Game plans, goals, aims, targets, missions - they are all these buzzwords that can feel elusive yet necessary to success. I am learning after a hundred sessions or so of life coaching clients that it takes time to piece together what we mean when we say Game Plan and crucially, that there’s more initial work to be done behind understanding why we want a Game Plan than we first realise.
When people think of a Game Plan, they tend to think of a mapped out process used to get to a desired outcome. What coaching does is layer that definition with the necessary nuance of who the person is that wants to follow the plan.
When it comes to playing a video game, we often have a backstory, context, direction and in-game skills or props to understand and play the game. If it’s a board game, we often ask, how do we win? What happens on our turn? And so as the game develops, we learn about what we need to do, how to do it and our connections to other players in our game world.
I mention this as it’s relevant to our real world scenarios. Applying our gaming knowledge of how we function, what we appreciate and what contributes to our progress should inform our day-to-day decisions and actions.
Let me give you an example. Lara Croft. I would say, has values of family, independence and adventure, for this reason her decisions are led by these priorities. Being clear on what she prioritises enables us to get a clear picture of who she is as a person and as a result we understand the missions she embarks on and the decisions she makes.
When did you last stop to think about what you stand for? If you know what your top 5 values are, you are already on your way to creating that Game Plan. If you don’t know what you stand for, it can be that much harder to create a process that will ensure you reach your desired outcome; instead we become led by other people’s focuses and our personal Game Plan takes a backseat.

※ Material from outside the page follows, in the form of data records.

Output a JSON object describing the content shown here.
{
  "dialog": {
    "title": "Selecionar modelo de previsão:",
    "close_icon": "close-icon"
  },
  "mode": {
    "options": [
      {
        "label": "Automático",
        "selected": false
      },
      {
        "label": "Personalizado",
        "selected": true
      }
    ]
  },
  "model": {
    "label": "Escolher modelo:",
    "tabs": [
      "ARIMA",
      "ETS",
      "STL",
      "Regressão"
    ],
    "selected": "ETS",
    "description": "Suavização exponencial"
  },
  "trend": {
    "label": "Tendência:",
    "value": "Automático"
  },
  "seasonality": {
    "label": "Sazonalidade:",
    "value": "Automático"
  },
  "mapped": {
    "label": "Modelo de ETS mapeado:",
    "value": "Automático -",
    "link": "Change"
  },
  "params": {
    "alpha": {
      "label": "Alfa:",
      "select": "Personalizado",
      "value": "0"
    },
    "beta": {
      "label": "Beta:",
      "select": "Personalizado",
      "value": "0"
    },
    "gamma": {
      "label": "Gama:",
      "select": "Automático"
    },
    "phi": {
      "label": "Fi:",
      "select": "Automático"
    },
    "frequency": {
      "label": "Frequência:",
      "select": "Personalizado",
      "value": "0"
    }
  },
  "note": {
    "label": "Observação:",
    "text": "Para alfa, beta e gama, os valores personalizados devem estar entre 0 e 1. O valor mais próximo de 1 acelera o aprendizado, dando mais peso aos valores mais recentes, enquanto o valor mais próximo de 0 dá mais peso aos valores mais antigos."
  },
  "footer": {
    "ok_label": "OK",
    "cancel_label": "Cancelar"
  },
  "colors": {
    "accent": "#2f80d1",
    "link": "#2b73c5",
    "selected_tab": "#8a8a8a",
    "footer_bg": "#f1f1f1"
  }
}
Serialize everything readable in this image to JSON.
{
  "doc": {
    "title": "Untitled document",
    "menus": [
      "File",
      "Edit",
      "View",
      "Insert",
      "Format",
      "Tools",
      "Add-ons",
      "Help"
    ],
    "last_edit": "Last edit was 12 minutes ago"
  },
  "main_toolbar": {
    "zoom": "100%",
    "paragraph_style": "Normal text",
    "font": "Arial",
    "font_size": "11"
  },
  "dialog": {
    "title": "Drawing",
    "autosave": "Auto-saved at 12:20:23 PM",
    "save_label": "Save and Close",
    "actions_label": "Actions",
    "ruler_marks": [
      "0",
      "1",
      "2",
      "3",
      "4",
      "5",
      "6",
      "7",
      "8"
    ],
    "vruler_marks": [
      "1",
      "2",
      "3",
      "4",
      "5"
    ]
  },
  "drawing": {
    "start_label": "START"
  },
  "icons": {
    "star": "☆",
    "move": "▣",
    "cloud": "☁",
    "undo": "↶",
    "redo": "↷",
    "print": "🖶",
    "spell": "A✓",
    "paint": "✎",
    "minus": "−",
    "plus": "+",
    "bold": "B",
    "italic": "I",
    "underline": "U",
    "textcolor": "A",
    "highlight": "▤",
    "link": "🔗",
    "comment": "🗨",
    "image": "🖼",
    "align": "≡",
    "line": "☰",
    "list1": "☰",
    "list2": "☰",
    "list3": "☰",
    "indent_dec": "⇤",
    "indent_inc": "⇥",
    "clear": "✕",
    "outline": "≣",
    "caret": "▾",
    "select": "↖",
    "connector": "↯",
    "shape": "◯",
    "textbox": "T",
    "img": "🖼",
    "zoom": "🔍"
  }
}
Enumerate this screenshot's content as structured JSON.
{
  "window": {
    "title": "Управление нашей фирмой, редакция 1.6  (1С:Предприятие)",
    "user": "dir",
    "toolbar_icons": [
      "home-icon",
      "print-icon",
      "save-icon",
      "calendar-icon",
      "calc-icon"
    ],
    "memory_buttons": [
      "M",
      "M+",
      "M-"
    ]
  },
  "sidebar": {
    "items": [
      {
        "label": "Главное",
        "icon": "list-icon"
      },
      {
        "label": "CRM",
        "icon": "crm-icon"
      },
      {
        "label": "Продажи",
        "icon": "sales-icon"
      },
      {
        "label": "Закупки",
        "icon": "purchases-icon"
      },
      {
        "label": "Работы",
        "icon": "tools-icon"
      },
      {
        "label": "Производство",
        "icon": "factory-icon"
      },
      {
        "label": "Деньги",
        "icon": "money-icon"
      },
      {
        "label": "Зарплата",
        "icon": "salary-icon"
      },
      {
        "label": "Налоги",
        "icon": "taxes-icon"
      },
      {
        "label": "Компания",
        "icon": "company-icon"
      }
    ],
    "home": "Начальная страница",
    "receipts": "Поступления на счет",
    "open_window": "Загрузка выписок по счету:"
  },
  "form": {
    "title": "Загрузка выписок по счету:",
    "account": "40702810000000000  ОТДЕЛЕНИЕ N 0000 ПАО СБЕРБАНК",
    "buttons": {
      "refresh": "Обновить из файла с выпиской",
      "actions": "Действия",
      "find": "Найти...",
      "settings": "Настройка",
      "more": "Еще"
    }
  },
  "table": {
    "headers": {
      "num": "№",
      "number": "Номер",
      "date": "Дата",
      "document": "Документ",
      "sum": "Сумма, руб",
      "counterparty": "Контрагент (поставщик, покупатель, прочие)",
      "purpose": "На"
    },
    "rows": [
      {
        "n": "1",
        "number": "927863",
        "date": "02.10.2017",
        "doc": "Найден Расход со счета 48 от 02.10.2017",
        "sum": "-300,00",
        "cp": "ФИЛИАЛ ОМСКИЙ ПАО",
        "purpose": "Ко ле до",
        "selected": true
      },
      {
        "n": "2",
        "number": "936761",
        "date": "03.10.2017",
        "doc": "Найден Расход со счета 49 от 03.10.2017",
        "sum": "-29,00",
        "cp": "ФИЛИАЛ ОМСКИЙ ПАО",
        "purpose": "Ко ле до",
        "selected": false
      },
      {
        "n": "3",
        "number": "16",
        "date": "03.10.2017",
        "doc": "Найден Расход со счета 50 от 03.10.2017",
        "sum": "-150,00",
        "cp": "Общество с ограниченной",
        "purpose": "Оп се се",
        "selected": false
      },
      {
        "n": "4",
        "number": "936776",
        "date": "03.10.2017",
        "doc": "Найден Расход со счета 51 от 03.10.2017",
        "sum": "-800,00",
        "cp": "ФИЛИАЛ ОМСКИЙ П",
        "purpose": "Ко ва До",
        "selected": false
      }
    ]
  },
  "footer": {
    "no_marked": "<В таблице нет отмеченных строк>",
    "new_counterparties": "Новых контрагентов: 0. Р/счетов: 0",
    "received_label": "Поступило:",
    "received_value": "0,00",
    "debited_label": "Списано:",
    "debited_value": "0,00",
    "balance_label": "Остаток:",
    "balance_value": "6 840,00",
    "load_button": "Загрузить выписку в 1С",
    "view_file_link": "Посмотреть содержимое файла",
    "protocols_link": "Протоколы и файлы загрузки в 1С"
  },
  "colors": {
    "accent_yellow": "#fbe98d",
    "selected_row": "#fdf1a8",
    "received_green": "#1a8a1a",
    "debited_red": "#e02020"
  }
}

Reflection and self development are becoming increasingly less taboo but that doesn’t mean that they’re not difficult processes. That’s why I’ve taken them and turned them into a group coaching course laced with play. By introducing concepts in a playful way, it helps us to understand them better, makes them more memorable and injects joy into something that could otherwise be inaccessible. The character you start a game with is the most important piece in our Game Plan and for this reason, in my course, I start with your character and your values.
I like to think of the start of the course as a D&D character sheet where we take the time to understand our values, what drives us, our known obstacles and our power ups. Once we've got a clear idea of our character sheet, supporting ourselves to take the next steps in our Game Plan can be that much easier. This is because it starts to become a plan built around you, tailored to your preferences and with an awareness of your struggles and abilities. Over the five weeks, we take the time to understand ourselves and how this information is useful to us. Not least because a heightened self awareness is connected to a greater self-esteem.
So I want to start this with you now. Have you got an idea of what your values are? Take two minutes to jot down the first things you can think of that you value in yourself or other people.
Next, think of something you’re working on and ask yourself, if this were a game, what kind of player are you being? If anything negative comes up, is there a way you can align this to your values to make you the kind of game player you want to be?
To use myself as an example, I found myself really dragging my feet with social media. I would say I wasn’t being the most enthusiastic player there is when it came to that! However, I know from my values that I can be extremely playful therefore, I turned my social media posts into a game using a die.
How can you use your values to get yourself one step further along your Game Plan?